Speaker diarization is the process of assigning the correct speaker to different segments of speech in an audio. Virtual meeting platforms such as Zoom receive the audio from different participants separately, so they usually have an API to correctly assign different speakers to different portions of the audio. When combined with accurate word-level timestamps, this can be used to generate a highly accurate diarized transcript. Most meeting bot providers offer this type of diarization in their API.

In cases where mechanical diarization is unavailable, it’s recommended to use Gladia’s diarization feature, which uses AI and audio analysis to detect multiple speakers in a single audio file and assign the correct speaker to each text segment.

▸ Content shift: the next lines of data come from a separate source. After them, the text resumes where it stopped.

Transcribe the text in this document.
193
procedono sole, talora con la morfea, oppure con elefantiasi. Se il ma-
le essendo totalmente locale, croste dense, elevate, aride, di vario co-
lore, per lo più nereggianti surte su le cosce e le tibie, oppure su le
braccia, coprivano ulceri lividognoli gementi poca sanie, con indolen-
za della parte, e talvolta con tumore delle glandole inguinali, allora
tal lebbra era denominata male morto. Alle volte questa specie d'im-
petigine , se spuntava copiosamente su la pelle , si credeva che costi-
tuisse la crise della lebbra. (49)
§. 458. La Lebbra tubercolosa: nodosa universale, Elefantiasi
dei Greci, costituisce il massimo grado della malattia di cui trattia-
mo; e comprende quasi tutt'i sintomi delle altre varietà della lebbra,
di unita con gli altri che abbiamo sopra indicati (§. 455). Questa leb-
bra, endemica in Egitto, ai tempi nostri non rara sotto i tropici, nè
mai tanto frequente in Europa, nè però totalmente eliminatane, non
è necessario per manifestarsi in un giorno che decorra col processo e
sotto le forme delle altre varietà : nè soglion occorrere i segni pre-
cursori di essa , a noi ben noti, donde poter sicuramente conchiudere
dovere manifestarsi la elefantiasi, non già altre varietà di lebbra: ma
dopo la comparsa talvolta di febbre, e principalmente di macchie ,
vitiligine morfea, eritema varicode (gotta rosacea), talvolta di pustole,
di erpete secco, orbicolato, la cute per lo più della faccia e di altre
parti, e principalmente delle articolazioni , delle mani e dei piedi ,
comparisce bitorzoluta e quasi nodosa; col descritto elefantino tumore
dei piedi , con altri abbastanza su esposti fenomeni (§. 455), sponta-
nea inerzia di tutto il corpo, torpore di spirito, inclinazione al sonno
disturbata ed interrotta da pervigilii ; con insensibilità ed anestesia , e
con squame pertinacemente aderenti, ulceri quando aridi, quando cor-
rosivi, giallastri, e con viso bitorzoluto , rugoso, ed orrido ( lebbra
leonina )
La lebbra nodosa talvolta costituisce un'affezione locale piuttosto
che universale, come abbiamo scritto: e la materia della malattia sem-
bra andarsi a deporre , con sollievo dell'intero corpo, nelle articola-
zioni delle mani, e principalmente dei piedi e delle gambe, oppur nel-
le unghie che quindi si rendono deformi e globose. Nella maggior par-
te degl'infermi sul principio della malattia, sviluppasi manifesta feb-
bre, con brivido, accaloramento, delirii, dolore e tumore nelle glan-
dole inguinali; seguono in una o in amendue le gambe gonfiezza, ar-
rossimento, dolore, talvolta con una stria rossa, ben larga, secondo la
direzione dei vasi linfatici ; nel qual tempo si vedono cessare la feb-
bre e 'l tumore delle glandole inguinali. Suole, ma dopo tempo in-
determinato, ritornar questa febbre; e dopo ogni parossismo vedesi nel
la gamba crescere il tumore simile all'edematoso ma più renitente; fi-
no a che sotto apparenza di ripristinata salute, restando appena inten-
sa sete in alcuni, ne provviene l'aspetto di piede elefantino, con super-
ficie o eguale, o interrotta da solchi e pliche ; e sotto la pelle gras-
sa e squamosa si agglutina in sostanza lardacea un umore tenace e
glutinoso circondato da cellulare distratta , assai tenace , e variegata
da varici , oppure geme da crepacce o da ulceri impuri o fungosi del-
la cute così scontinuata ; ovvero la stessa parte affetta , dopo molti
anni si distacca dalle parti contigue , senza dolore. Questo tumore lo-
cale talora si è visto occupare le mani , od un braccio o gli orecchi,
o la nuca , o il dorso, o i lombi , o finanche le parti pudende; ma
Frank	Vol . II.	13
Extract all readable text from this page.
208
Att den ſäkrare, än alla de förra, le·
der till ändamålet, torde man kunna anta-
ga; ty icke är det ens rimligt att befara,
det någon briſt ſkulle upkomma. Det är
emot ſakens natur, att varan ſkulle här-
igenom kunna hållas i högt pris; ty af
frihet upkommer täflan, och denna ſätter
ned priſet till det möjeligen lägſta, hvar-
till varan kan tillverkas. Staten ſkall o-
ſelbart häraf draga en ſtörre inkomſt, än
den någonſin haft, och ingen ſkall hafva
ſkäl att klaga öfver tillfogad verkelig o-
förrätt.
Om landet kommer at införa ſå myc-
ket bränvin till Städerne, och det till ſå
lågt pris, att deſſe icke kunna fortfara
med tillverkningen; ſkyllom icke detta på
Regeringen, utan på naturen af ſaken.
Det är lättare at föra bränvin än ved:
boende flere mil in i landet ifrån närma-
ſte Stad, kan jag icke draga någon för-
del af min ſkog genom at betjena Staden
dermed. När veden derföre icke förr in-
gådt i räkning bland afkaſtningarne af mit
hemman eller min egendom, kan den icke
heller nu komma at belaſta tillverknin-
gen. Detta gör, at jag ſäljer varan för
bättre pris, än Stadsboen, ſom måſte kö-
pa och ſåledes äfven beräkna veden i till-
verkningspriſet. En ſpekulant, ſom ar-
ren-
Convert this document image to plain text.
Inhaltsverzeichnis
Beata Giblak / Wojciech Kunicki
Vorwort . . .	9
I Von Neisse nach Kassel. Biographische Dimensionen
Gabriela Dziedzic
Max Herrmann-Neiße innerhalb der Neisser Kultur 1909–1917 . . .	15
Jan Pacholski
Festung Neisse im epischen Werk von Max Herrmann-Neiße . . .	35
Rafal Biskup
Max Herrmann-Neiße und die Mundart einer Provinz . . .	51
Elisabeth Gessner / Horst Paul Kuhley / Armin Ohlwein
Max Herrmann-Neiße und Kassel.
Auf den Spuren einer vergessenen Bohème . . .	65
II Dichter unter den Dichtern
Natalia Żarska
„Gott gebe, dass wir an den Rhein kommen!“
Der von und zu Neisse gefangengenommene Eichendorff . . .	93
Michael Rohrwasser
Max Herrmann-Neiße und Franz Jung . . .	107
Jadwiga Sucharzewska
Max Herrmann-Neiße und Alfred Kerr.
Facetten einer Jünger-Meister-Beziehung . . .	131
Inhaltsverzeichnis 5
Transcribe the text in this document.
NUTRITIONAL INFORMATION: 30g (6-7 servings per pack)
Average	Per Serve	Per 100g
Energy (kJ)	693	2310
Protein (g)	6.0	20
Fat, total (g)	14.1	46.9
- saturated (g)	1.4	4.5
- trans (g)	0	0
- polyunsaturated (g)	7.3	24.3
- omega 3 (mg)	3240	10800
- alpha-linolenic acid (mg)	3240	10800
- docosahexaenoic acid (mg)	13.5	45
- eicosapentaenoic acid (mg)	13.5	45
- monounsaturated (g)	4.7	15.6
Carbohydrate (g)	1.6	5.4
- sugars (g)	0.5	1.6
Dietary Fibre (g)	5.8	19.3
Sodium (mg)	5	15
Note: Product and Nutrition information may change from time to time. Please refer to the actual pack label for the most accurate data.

  1. Importance of sync and accurate timestamps

    Tl;dr: Many advanced features, such as aligning speaker separation and transcription, audio-based diarization, and sending transcriptions to LLMs, require extremely accurate word-level timestamps. Luckily, Gladia provides one of the most accurate timestamp alignment solutions in the market, including for live transcription.

Any form of analysis of a speech recording, especially in a virtual meeting scenario, starts with the accuracy of the transcript timestamps.

Producing an accurately diarized transcript by synchronizing the text to the mechanical audio diarization and understanding which speaker said what, relies on correct and accurate timestamps. Even just a few seconds of incorrect offset could result in a completely wrong diarization, which attributes text to the wrong speaker, changing the meaning and context of what was said. For some use cases, such as sales and CRM enrichment, this would make the whole transcript meaningless.

In turn, sending a meeting transcript to an LLM to generate insights such as summaries, chapters, data extraction, requires the utmost accuracy from the diarization. Text that’s attributed to the wrong speaker will generate incorrect and often entirely incoherent insights.

Summary

Navigating the various transcription features and options and finding the optimal configuration for your meeting recording product can be tricky. We’ve gathered the experience from multiple companies with similar needs and challenges and combined the knowledge into the guidelines in this post. We hope it will help you build a better product while significantly shortening the development time.